Quand les responsables politiques campent sur leurs positions et pensent que tout va s’arranger avec le temps
Depuis le début pourtant, les enseignants et leurs syndicats ont critiqué les nouveaux outils d’évaluation. Certes au début, lors de l’introduction des bilans aux cycles 1 et 2, ces critiques étaient moins prononcées, mais depuis l’introduction des bilans aux cycles 3 et 4 elles devenaient de plus en plus véhémentes. Il y avait même des contre-propositions, mais à chaque fois qu’une nouvelle approche était envisagée, le MEN refusait de s’engager dans cette discussion. Les enquêtes sur les bilans lancées par le MEN concluaient invariablement que les bilans remplissaient leur mission, mais que les enseignants avaient quelque mal à s’y adapter. La dernière enquête au cycle 3 s’avérant cependant de plus en plus critique, il fut décidé de renoncer à une telle enquête pour le cycle 4. Lors du bilan de la réforme, les outils d’évaluation ont a nouveau remporté la palme des mesures les plus critiquées, si bien que l’Université du Luxembourg a été chargée de …, de quoi en fait ? D’élaborer de nouveaux bilans ? Le professeur Tröhler a tout de suite fait savoir qu’il ne pouvait que faire des propositions et que c’était aux responsables politiques de prendre des décisions. Or, ces propositions ne nous sont pas encore parvenues. Est-ce qu’elles sont parvenues aux responsables politiques ? Les enseignants et l’opinion publique l’ignorent ! Or, le temps s’enfuit et il serait important de savoir ce qui va se passer l’année prochaine. Contrairement aux avis d’aucuns, les enseignants aiment préparer leur enseignement de même que leurs façons d’évaluer. Il existe par ailleurs une relation étroite entre les deux. Ainsi, ils veulent savoir ce qui va se passer l’année prochaine: sacrifiera-t-on encore une cohorte d’élèves aux nouvelles formes d’évaluation ou peut-on espérer un revirement pour limiter les dégâts ?

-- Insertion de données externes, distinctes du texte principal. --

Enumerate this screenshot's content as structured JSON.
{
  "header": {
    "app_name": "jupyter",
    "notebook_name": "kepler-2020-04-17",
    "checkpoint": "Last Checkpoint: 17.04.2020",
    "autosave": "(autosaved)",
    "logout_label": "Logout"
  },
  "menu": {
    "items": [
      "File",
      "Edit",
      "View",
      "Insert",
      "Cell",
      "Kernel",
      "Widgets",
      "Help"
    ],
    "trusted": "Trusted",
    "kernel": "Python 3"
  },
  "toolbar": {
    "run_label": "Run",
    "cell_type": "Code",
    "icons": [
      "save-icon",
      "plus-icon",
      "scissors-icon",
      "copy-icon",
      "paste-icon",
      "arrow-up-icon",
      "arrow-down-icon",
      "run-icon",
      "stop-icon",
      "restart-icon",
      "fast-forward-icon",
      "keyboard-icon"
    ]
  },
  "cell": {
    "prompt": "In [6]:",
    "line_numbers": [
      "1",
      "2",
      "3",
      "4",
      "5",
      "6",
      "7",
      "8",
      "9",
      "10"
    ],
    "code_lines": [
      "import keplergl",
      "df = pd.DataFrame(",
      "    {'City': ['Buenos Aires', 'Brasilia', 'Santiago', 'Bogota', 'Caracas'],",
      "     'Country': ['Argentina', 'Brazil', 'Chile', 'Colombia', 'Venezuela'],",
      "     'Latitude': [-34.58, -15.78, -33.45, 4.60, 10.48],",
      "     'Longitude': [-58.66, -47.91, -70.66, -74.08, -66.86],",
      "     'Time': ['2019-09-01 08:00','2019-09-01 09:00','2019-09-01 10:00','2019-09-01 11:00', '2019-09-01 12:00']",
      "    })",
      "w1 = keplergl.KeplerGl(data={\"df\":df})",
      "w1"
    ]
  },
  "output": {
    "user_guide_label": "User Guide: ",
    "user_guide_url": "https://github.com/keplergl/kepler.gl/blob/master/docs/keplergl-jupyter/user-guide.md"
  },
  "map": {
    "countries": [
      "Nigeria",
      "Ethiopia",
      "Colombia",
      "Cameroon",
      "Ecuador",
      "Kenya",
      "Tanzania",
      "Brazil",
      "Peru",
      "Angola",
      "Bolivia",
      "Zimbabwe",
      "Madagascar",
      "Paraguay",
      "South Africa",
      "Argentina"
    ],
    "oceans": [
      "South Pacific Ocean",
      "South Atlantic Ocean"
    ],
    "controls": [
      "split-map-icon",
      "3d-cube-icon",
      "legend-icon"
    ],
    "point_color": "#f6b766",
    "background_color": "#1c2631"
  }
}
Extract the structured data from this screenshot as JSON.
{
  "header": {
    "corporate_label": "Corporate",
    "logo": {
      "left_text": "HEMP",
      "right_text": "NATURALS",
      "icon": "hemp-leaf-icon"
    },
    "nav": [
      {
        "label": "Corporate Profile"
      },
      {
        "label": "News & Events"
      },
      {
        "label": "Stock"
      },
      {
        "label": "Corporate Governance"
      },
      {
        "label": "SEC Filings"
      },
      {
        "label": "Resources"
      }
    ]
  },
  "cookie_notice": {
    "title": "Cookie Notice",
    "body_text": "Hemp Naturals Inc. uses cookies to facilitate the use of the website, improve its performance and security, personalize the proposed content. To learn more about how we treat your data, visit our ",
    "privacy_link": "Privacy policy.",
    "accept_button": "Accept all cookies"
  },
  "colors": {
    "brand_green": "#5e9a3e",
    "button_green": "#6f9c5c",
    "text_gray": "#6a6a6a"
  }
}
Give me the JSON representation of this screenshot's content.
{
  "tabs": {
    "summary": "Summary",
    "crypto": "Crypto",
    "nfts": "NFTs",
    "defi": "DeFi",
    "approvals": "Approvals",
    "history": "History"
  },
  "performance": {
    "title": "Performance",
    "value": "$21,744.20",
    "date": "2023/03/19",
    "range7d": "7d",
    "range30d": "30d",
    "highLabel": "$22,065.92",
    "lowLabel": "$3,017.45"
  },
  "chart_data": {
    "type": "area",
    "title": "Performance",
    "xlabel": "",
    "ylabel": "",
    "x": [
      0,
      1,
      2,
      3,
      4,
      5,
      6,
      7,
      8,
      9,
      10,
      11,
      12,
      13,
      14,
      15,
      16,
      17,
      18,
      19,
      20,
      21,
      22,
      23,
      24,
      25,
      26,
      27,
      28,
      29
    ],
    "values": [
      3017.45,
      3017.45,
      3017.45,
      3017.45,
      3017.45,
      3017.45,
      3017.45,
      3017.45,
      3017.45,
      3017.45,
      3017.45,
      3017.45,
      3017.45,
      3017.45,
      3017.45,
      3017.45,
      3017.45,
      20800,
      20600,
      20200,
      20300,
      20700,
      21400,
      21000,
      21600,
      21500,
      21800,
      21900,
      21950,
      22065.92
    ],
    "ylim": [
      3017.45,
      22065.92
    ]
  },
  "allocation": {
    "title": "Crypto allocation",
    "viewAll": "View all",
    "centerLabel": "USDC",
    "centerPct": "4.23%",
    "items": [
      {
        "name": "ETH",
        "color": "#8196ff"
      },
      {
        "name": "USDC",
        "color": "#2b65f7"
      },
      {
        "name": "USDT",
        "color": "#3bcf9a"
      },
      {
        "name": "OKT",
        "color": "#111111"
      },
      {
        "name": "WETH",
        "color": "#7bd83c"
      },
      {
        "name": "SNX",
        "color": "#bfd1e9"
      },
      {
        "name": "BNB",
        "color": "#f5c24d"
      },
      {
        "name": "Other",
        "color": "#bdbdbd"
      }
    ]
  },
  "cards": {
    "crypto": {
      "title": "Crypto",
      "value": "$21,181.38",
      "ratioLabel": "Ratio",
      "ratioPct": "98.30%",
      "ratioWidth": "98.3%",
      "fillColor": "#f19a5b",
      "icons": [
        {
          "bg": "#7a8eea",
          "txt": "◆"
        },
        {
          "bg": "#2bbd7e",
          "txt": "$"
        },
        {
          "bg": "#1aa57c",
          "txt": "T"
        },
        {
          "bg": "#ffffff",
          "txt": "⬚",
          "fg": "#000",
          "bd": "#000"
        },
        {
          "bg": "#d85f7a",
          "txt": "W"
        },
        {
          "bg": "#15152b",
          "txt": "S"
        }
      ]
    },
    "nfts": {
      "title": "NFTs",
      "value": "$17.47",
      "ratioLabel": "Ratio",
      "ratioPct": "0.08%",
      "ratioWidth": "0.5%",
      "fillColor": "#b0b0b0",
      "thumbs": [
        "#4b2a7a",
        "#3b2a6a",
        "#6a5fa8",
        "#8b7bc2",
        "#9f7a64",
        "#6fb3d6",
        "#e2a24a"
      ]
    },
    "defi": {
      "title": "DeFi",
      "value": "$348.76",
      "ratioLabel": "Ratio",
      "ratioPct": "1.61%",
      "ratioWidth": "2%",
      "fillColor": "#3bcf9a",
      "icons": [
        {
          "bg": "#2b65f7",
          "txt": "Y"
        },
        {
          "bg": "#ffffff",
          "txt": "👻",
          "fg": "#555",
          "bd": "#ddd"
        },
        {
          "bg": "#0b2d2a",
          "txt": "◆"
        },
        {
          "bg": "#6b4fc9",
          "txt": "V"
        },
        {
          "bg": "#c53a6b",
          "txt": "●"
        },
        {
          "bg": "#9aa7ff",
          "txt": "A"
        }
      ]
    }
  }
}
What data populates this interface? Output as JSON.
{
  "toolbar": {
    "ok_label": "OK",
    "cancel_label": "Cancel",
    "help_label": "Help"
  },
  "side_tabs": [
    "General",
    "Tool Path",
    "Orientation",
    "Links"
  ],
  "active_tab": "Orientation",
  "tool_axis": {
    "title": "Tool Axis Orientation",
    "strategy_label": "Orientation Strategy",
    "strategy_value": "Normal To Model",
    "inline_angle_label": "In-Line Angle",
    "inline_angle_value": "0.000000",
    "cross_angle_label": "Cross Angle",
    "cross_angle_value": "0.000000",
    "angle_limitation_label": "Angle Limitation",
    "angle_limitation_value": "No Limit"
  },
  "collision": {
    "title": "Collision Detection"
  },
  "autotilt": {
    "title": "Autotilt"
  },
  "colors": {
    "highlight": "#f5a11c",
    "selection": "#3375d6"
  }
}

L’attentisme risque de ruiner l’école publique
Le MEN pourra toujours espérer que le temps lui donnera raison et que même les plus motivés des enseignants finiront par accepter de remplir leur fonction en faisant semblant d’y croire et en prenant des somnifères pour pouvoir « dormir tranquille ». Les parents qui en ont les moyens choisiront tôt ou tard des écoles privées qui prépareront leurs enfants à l’enseignement secondaire, désormais appelé classique pour bien marquer son attachement aux valeurs traditionnelles. Peut-être que certaines écoles fondamentales réussiront à présenter un projet de réussite scolaire s’inscrivant dans la même logique; mais que feront les autres ? Est-ce qu’elles ne risquent pas d’être soumises à des querelles interminables sur le niveau à viser et les contenus à privilégier ? Faute d’un plan d’études cohérent et d’exigences claires quant aux contenus, elles risquent de naviguer à vue sur une mer agitée et leur barque risque de sombrer engloutissant élèves et enseignants. Ce n’est pas ce que je souhaite à l’école publique, mais c’est bien ce que je crains ne plus pouvoir éviter si le MEN tarde encore à reconnaître son erreur.